The Chinese-state owned enterprise already is years behind schedule and way over budget in completing its contract with the Massachusetts Bay Transportation Authority.
It’s been nearly a year since we last checked in on what’s happening in Massachusetts with CRRC, the Chinese-state owned enterprise (SOE) that won the contract in 2014 to manufacture hundreds of new rail cars for Boston’s subway system. We learned that federal investigators were examining whether CRRC met Buy America requirements for the rail cars it was building for the MBTA and the SEPTA system in Philadelphia — and, around the same time, there were reports that things had totally broken down between CRRC and Massachusetts officials.
Now there’s an update, at least on where things stand between the MBTA and CRRC.
A “contract reset” between the transit agency and the SOE has been reached, officially setting a new deadline of the end of 2027 for CRRC to complete the project. For those keeping track, that’s four years later than it originally promised to deliver the final car to the transit agency.
And in order to finish out the project, MBTA will need to pay up to $148 million more to account for “higher-than-expected costs linked to the pandemic and supply chain problems,” according to a report from NBC 10 Boston. Here’s the station with more details:
The tentative agreement would also waive about $90 million in penalties that the manufacturer faces for delays so far. Another $37 million in damages would remain in place, but the updated contract would set incentives that could effectively dismiss those charges as well if CRRC meets new targets.

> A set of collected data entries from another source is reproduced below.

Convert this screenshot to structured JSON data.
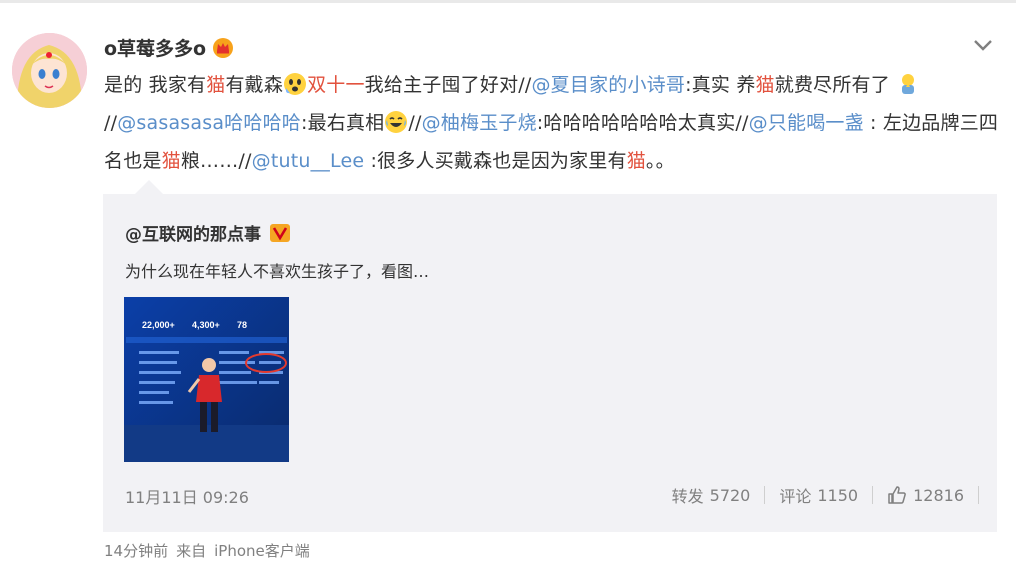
{
  "user": {
    "name": "o草莓多多o"
  },
  "post": {
    "segments": [
      {
        "t": "是的 我家有",
        "s": "text"
      },
      {
        "t": "猫",
        "s": "kw"
      },
      {
        "t": "有戴森",
        "s": "text"
      },
      {
        "t": "emoji-fear",
        "s": "emoji"
      },
      {
        "t": "双十一",
        "s": "kw"
      },
      {
        "t": "我给主子囤了好对//",
        "s": "text"
      },
      {
        "t": "@夏目家的小诗哥",
        "s": "mention"
      },
      {
        "t": ":真实 养",
        "s": "text"
      },
      {
        "t": "猫",
        "s": "kw"
      },
      {
        "t": "就费尽所有了 ",
        "s": "text"
      },
      {
        "t": "emoji-pray",
        "s": "emoji"
      },
      {
        "t": " //",
        "s": "text"
      },
      {
        "t": "@sasasasa哈哈哈哈",
        "s": "mention"
      },
      {
        "t": ":最右真相",
        "s": "text"
      },
      {
        "t": "emoji-laughcry",
        "s": "emoji"
      },
      {
        "t": "//",
        "s": "text"
      },
      {
        "t": "@柚梅玉子烧",
        "s": "mention"
      },
      {
        "t": ":哈哈哈哈哈哈哈太真实//",
        "s": "text"
      },
      {
        "t": "@只能喝一盏",
        "s": "mention"
      },
      {
        "t": " : 左边品牌三四名也是",
        "s": "text"
      },
      {
        "t": "猫",
        "s": "kw"
      },
      {
        "t": "粮……//",
        "s": "text"
      },
      {
        "t": "@tutu__Lee",
        "s": "mention"
      },
      {
        "t": " :很多人买戴森也是因为家里有",
        "s": "text"
      },
      {
        "t": "猫",
        "s": "kw"
      },
      {
        "t": "。。",
        "s": "text"
      }
    ],
    "time": "14分钟前",
    "source_prefix": "来自",
    "source": "iPhone客户端"
  },
  "original": {
    "author": "@互联网的那点事",
    "text": "为什么现在年轻人不喜欢生孩子了，看图…",
    "date": "11月11日 09:26",
    "repost_label": "转发",
    "repost_count": "5720",
    "comment_label": "评论",
    "comment_count": "1150",
    "like_count": "12816",
    "image": {
      "stat1": "22,000+",
      "stat2": "4,300+",
      "stat3": "78"
    }
  },
  "colors": {
    "mention": "#5a8ec9",
    "keyword": "#e2523e",
    "card_bg": "#f2f2f5"
  }
}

If the contract reset wins approval, CRRC would face new deadlines to deliver all Orange Line cars by September 2025 and all Red Line cars by the end of 2027 — in both cases several years later than the original deadlines.
[Deputy General Manager Jeff] Gonneville told MBTA board members that advisors who reviewed the upheaval at Gov. Maura Healey’s instruction concluded that reshaping the CRRC contract is a better option than trying to find to an alternative manufacturer.
“A new procurement was going to take up to five years before the MBTA actually received a first vehicle, and each vehicle could be potentially $1 million more per car than a negotiation with CRRC,” he said. “The recommendation ultimately was that a reset with CRRC was in the best interest for the MBTA and our customers.”
Basically, the MBTA concluded that starting over from scratch would have ended up being more expensive than just dragging this boondoggle across the finish line. But it sure stings that the agency will likely have to spend nearly $150 million more to get this done — and that CRRC, which stands accused of greatly mismanaging this project, may get out of paying a good chunk of penalties.
This isn’t the first time costs for the project have risen. Trains magazine reported the additional $148 million “will push the total cost of the order to more than $1 billion.” One billion dollars!
Remember that the reason MBTA went with CRRC over competitors was to save money. Backed with funding and heavy subsidies from the Chinese government, CRRC offered an artificially cheap bid of $566.6 million; rival firm Hyundai Rotem had the next-lowest bid at $720.6 million.
The cost overruns and rampant delays in this project remind of what happened with the building of the San Francisco-Oakland Bay Bridge in California, during which state officials waived Buy America requirements to allow a Chinese company to make the steel for the new span, also citing lower costs. The Bay Bridge faced massive cost overruns, came in years late, and its construction was beset with safety concerns. The whole thing was such a mess the Sacramento Bee had a special page up on its website to chronicle all of the issues.
Now MBTA is facing similar woes. Along with doubling in cost and coming in years behind schedule, there continue to be safety questions raised about the quality of the rail cars being produced by CRRC. Meanwhile, a Boston Globe investigation of the CRRC factory in Springfield, Mass., described “a chaotic and often harrowing environment prone to mishaps and delays long before the pandemic began. Cars with missing parts are advanced along the assembly line without the correct paperwork and thus no way to track errors; employees bored to tears pretend to work and watch movies for months while waiting on parts to arrive as suppliers go unpaid; and workers mostly stay silent, fearing retaliation for raising concerns.”
The silver lining in all of this is the passage of the Transit Infrastructure Vehicle Security Act (TIVSA), which became law in 2020 and bans agencies from using federal tax dollars from buying rail cars or buses from Chinese SOEs like CRRC. But loopholes to that law remain, and it’s clear the Chinese government still views CRRC as critical to its goal of dominating an important global industry.
Whether it is rail cars and buses or steel and aluminum or solar panels and electric vehicles, China can and will severely undercut rivals who operate in free markets and play by the rules. But as the Bay Bridge and Boston boondoggles prove, that often proves to be a bad bargain.